In the new analysis, investigators at the University College London Hospitals in the U.K., along with colleagues at Alexion and other institutions, examined patients’ outcomes after a median follow-up of 76.7 weeks (around 1.5 years).

Of the 56 participants who participated in the original aHUS-311 trial, 49 completed the 26-week initial treatment course and enrolled in its extension phase, in which all continued to receive Ultomiris every eight weeks, at doses depending on their body weight, for up to 4.5 years.

At 52 weeks, eight participants had discontinued the study. Six of them had achieved a complete TMA response in the initial portion of the trial and were stable at the time of discontinuation.

During the extension study, four additional patients achieved a complete TMA response, increasing the overall percentage of responders from 53.6% to 61%.

Among these four patients, three had received a kidney transplant, with one of them achieving a complete TMA response before week 26, although this was only confirmed in the extension portion of the trial.

At the last follow-up, patients showed improvements in their platelet counts and LDH levels. Specifically, 85.7% of the patients reached normal platelet counts, 83.9% had normalization of their LDH levels, and 80.4% saw both normalize.

The estimated glomerular filtration rate, a kidney function test, improved significantly since the start of the trial up to day 351 of follow-up in 30 patients. In 11 others, it remained constant, and worsened in two patients.

While at the start of the trial, 29 of the 56 patients (58.1%) were on dialysis, 10 of the 44 patients (22.7%) required dialysis by day 351.

Among the 29 patients who were undergoing dialysis at the start of the trial, 17 of them stopped it during the first 26 weeks of treatment with Ultomiris and no longer required it during the extension phase.

Levels of fatigue in patients also diminished during the 351 days of follow-up.
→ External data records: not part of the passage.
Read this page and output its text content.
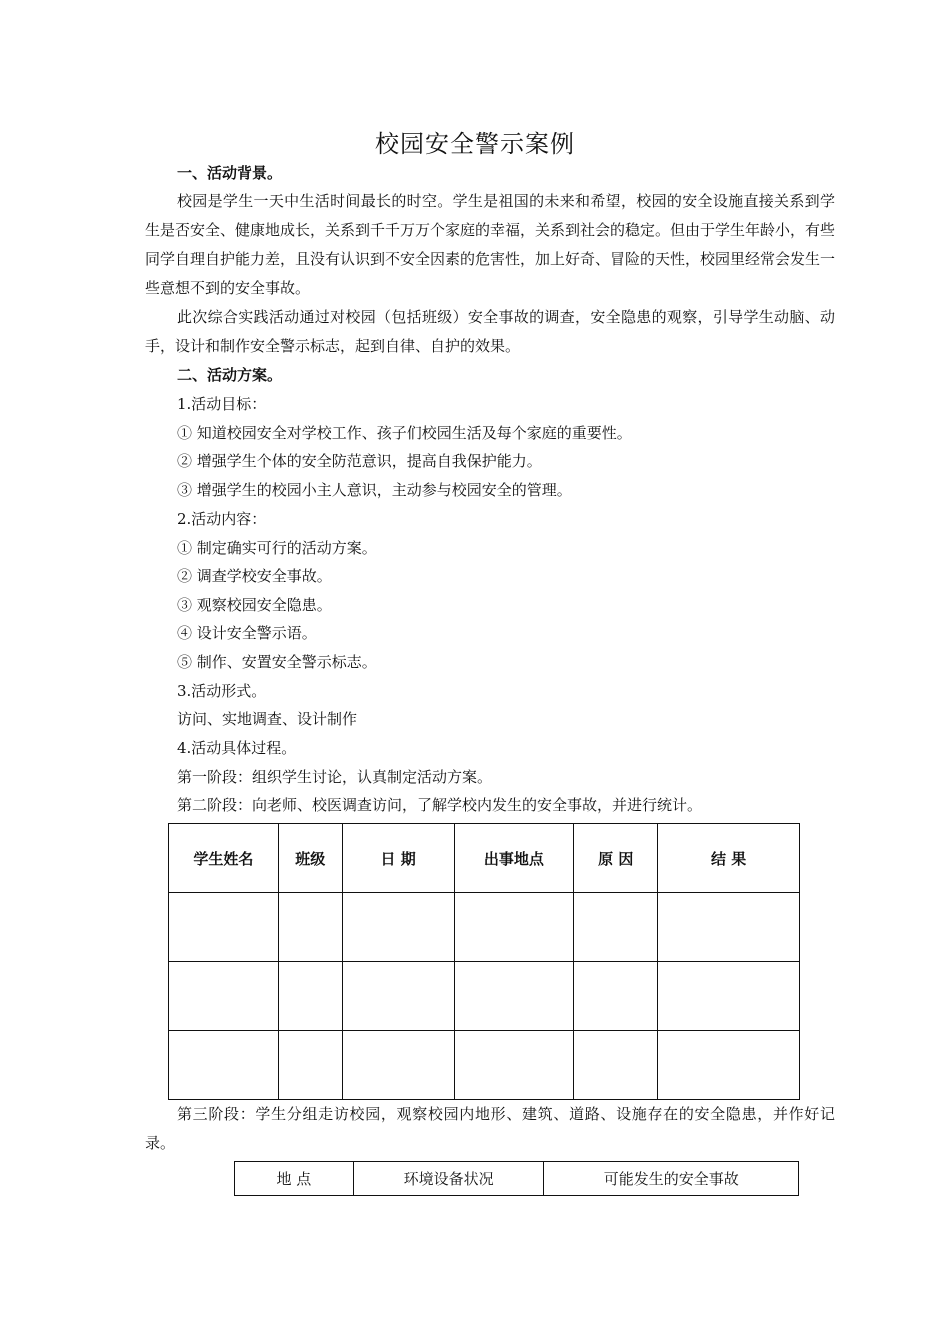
校园安全警示案例
一、活动背景。
校园是学生一天中生活时间最长的时空。学生是祖国的未来和希望，校园的安全设施直接关系到学生是否安全、健康地成长，关系到千千万万个家庭的幸福，关系到社会的稳定。但由于学生年龄小，有些同学自理自护能力差，且没有认识到不安全因素的危害性，加上好奇、冒险的天性，校园里经常会发生一些意想不到的安全事故。
此次综合实践活动通过对校园（包括班级）安全事故的调查，安全隐患的观察，引导学生动脑、动手，设计和制作安全警示标志，起到自律、自护的效果。
二、活动方案。
1.活动目标：
① 知道校园安全对学校工作、孩子们校园生活及每个家庭的重要性。
② 增强学生个体的安全防范意识，提高自我保护能力。
③ 增强学生的校园小主人意识，主动参与校园安全的管理。
2.活动内容：
① 制定确实可行的活动方案。
② 调查学校安全事故。
③ 观察校园安全隐患。
④ 设计安全警示语。
⑤ 制作、安置安全警示标志。
3.活动形式。
访问、实地调查、设计制作
4.活动具体过程。
第一阶段：组织学生讨论，认真制定活动方案。
第二阶段：向老师、校医调查访问，了解学校内发生的安全事故，并进行统计。
学生姓名	班级	日 期	出事地点	原 因	结 果

第三阶段：学生分组走访校园，观察校园内地形、建筑、道路、设施存在的安全隐患，并作好记录。
地 点	环境设备状况	可能发生的安全事故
All patients experienced at least one side effect. Treatment-related side effects were observed in 20 patients, with the most common being headache (38%), diarrhea (33%), and vomiting (31%). More than half (56.9%) experienced serious adverse events, which included high blood pressure and pneumonia (each in 5.2%). Four deaths were reported in the initial phase of the trial, but none was considered to be related to treatment. No deaths were reported during the extension phase of the study.

Overall, “this analysis of longer-term treatment with [Ultomiris] reveals that administration every 8 weeks is well tolerated and provides clinical improvement in kidney and hematologic [blood] parameters in adult patients with aHUS,” the researchers wrote.

“Continued treatment with [Ultomiris] beyond the initial 26 weeks can provide further clinical improvements as evidenced by the 4 additional patients who achieved complete TMA response during the extension period (overall, 61%) and a substantial reduction in the number and severity of [adverse events] observed,” they concluded.